Intel® Quartus® Prime Software
Intel® Quartus® Prime Design Software, Design Entry, Synthesis, Simulation, Verification, Timing Analysis, System Design (Platform Designer, formerly Qsys)

Timing Simulation

Altera_Forum
Honored Contributor II
1,279 Views

Hi everybody, 

quite often i would like to simulate sub blocks of systems using postlayout simulation. Since these blocks represent only subdesigns, their I/O pins are never routed to a physical pin of the FPGA. However, i have to use them as if they are "real pins". To solve this problem, i always insert FF to register the incoming signal. But i am really interested if there is any other solution at this point. Can i tell quartus that these are no real I/O pins, even when i am doing a timing simulation. Thanks,Chistian
0 Kudos
2 Replies
Altera_Forum
Honored Contributor II
373 Views

You can assign I/O to be Virtual Pins, and they won't get routed to the actual device I/O, and therefore shouldn't have long delays to/from the I/O. (I assume that's why you were registering them). The virtual pins were designed for the case of a sub-block needing more pins than the device requires, but I believe it should work for you. 

 

Just as a side note, I've seen a lot of designers getting away from timing simulation, except perhaps on the finalized design. The biggest problem is that it takes too long. They tend to do functional simulation for RTL errors and static timing analysis for timing errors. You do need to be more stringent about how you code, but the Design Assistant(Assignments -> Settings -> Design Assistant) can help with that. (Most timing issues aren't really caught by timing simulations anyway.
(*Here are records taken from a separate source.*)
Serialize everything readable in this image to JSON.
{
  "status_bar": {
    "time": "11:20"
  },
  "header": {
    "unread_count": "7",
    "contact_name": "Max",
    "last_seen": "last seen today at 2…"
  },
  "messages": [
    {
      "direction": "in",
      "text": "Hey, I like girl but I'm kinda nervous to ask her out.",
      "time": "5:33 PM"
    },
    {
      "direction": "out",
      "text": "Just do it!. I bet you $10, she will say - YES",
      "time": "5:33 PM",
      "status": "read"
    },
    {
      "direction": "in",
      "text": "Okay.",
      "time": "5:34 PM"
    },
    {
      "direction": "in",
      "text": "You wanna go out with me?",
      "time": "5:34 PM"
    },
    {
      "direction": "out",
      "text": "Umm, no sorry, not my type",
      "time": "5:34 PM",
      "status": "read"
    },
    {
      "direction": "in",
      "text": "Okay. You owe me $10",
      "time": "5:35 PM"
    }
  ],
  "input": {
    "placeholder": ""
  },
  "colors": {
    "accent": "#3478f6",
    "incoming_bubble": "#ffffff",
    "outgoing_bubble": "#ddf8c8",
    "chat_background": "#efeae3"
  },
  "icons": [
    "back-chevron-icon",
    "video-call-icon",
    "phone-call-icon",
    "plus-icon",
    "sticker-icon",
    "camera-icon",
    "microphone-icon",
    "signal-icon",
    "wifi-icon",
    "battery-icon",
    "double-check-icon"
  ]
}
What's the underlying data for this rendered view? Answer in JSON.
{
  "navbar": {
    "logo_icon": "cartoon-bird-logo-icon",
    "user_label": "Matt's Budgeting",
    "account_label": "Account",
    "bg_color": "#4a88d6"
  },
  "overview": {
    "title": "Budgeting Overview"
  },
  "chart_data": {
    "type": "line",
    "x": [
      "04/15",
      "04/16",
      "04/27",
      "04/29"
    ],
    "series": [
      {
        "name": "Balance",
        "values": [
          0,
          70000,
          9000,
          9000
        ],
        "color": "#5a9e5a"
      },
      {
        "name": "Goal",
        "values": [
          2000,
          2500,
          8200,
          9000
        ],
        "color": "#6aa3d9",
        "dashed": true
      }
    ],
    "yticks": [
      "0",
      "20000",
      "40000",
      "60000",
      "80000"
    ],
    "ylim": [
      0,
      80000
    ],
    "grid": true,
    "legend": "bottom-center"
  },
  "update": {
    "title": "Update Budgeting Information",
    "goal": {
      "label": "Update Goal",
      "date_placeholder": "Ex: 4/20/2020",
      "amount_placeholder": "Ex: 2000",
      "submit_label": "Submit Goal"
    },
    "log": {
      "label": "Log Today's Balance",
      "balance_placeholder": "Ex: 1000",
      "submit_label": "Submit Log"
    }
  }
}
The biggest issue is that timing simulations take so long, plus you have to do a full place and route. And if the place-and-route isn't on the final design, then it's going to change on your next compile.
0 Kudos
Altera_Forum
Honored Contributor II
373 Views

Adding to Rysc's comment about simulation runtime and what he said in his last sentence: 

 

If you are doing timing simulation on a piece of the design to make the simulation run faster, then be aware that a compilation result on a piece of the design will probably have timing different from a compilation result on the entire design unless you are using the bottom-up incremental compilation flow to preserve the timing of the lower-level block. For that matter, every compilation result will probably have some timing differences because of variation inherent in how the Fitter works (related to the reason the Fitter has a setting called "Seed"). If the point is to check the timing, use static timing analysis (TimeQuest or the Classic Timing Analyzer).